Inicialmente para aprender a oír música, que no tiene nada que ver con
leer partituras -me refiero simplemente a oírla—, será interesante contar
con un guía que ya haya vivido ese proceso anteriormente. Yo le ofreceré
más adelante mis servicios a estos respectos, y es posible que termine
descubriendo un nuevo campo de disfrute para su propia vida que ni
siquiera sospechaba que existía, y que sería muy semejante al que
experimentaría alguien que, por alguna extraña patología, solo percibiese
con su vista los objetos en blanco y negro, y repentinamente se curara de
ese mal para comenzar a ver el mundo en toda su amplia gama de
brillantes colores. Indudablemente experimentaría un estallido de
sensaciones que ni siquiera habría sido capaz de imaginar anteriormente.
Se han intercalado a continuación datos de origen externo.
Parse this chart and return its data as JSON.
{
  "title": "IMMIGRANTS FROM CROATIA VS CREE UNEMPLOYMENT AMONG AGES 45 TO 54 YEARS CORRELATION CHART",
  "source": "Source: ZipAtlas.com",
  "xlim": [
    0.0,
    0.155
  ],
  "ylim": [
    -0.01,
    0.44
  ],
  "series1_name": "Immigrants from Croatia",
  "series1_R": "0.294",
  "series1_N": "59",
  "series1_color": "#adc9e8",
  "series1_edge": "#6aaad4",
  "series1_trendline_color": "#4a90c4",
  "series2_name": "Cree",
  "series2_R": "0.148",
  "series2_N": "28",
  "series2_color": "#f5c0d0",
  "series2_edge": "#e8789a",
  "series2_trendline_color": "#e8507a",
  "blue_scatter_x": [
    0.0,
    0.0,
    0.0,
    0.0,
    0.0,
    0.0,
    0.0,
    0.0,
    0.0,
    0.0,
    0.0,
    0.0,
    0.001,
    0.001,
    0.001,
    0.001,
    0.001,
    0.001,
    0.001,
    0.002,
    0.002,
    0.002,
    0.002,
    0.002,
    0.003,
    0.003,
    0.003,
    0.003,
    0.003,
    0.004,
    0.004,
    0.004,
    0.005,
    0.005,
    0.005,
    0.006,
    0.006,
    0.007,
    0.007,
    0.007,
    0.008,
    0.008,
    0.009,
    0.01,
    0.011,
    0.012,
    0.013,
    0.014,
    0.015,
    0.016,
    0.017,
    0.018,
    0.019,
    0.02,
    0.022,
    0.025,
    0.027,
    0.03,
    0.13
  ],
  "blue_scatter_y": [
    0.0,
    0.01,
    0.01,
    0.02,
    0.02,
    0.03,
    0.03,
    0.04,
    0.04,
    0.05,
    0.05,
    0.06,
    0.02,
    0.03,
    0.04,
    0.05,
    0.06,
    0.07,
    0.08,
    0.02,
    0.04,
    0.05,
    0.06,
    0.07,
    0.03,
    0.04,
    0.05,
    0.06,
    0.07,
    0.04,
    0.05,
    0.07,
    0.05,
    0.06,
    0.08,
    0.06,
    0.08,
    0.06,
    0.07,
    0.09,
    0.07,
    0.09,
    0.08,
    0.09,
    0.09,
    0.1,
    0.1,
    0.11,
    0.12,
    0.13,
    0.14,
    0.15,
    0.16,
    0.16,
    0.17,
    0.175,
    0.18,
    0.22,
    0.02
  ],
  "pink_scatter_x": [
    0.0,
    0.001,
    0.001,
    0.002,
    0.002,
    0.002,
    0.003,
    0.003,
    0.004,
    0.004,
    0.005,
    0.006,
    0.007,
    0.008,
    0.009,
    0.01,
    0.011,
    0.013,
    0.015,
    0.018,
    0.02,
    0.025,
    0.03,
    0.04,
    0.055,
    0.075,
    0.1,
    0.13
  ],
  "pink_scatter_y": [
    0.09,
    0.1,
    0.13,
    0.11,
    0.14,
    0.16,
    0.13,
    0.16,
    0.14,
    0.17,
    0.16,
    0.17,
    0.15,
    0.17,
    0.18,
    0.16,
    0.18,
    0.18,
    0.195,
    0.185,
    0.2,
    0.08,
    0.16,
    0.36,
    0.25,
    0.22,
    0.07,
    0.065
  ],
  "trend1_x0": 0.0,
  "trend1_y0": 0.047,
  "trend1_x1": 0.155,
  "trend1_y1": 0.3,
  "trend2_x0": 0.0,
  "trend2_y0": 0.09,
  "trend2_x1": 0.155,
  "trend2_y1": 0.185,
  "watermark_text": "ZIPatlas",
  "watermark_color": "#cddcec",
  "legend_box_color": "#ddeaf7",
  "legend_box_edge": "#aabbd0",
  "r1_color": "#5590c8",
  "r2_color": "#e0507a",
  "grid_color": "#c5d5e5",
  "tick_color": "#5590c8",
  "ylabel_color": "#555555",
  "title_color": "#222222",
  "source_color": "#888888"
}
Pues igual sucede cuando se aprende a oír la mejor música que el hombre
ha sido capaz de crear. Es una gran experiencia emocional.
Logra, por ejemplo, que si oímos una marcha se nos exalte el espíritu. Si
oímos un val, bailemos. En definitiva, comprendí que el inmenso poder de
la música consigue transportar al oyente más allá del tiempo y del
espacio, directamente al estado emocional del compositor como si de una
línea de comunicación directa de alma a alma se tratara.
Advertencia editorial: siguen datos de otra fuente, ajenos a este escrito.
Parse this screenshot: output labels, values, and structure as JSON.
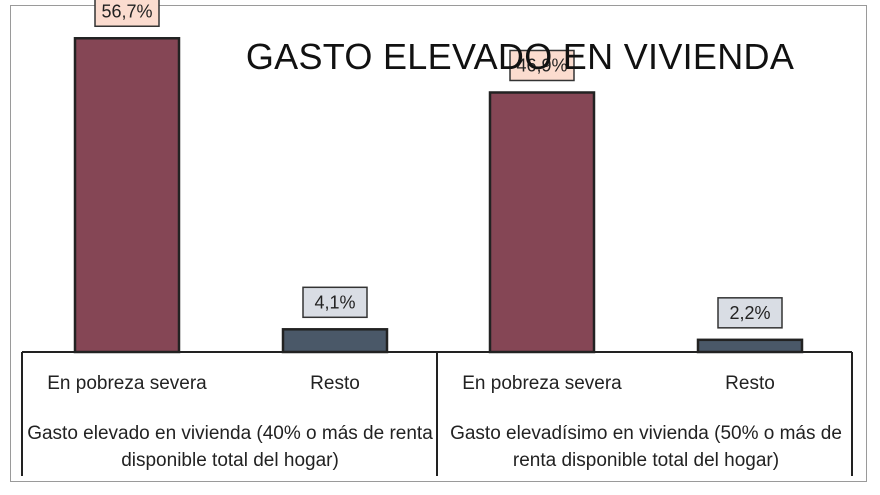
{
  "chart_data": {
    "type": "bar",
    "title": "GASTO ELEVADO EN VIVIENDA",
    "ylim": [
      0,
      60
    ],
    "grid": false,
    "groups": [
      {
        "label": "Gasto elevado en vivienda (40% o más de renta disponible total del hogar)",
        "categories": [
          "En pobreza severa",
          "Resto"
        ],
        "values": [
          56.7,
          4.1
        ],
        "data_labels": [
          "56,7%",
          "4,1%"
        ]
      },
      {
        "label": "Gasto elevadísimo en vivienda (50% o más de renta disponible total del hogar)",
        "categories": [
          "En pobreza severa",
          "Resto"
        ],
        "values": [
          46.9,
          2.2
        ],
        "data_labels": [
          "46,9%",
          "2,2%"
        ]
      }
    ],
    "colors": {
      "En pobreza severa": "#854655",
      "Resto": "#4a5868",
      "label_box_severa": "#fbdccf",
      "label_box_resto": "#d9dde4",
      "axis": "#222222"
    }
  }
}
Aunque, por otro lado, también advertí que no toda la música produce
los mismos efectos. Por ejemplo, si escuchamos música china vemos que
su característica esencial es que tiene una estructura monofónica. Es
decir, que consiste en una sucesión de notas individuales. Casi como si un
niño estuviese pulsando con un solo dedo teclas de un piano. Así que, con
esta simple y limitada estructura, tiene escasa capacidad de despertar
emociones más allá de servir como música ambiental para un restaurante
asiático o para practicar yoga.
Algunos dicen que esta afirmación no es más que una opinión sobre un
hecho cultural distinto al occidental, y que para ellos —los chinos— esa
música tiene la misma capacidad de comunicación que para los
occidentales Mozart. Esto no es cierto en absoluto. La razón de la
imposibilidad de este tipo de música para comunicar emociones tiene su
origen en la limitada estructura de la misma que he señalado antes, por lo
que a los asiáticos no les permite disfrutar de ella al nivel que a nosotros
la nuestra. De hecho en Asia se disfruta mucho más de Mozart y
Beethoven que de su propia música, la cual tiene un carácter
fundamentalmente local y folclórico. Los pueblos asiáticos no han
desarrollado demasiado estos aspectos de la cultura, porque lo mismo se
puede decir de la música india y japonesa. En parte, toda esta música, se
parece a esos cuadros medievales que eran planos y no tenían
profundidad porque estaban pintados en sólo dos dimensiones. Cuando
posteriormente se desarrollaron las técnicas adecuadas, las imágenes
pictóricas maduraron y pasaron a las tres dimensiones. La música asiática
se ha quedado en la etapa de la pintura medieval sin profundidad, por lo
que es muy deficiente como elemento de comunicación humana.
Ningún otro ser humano ha conseguido hacer tanta magia con ruidos,
los cuales se convierten en un invisible hilo que comunica las tormentosas
y variables emociones del compositor con aquel que tiene la suerte de
saber sintonizarle, pues la buena música es como una especie de teléfono
que conecta dos espíritus este sí, y que, a su vez, nos enlaza con la
Naturaleza, haciéndonos sentir que formamos parte de ella al mismo
tiempo que nos aleja de las pequeñas frustraciones diarias.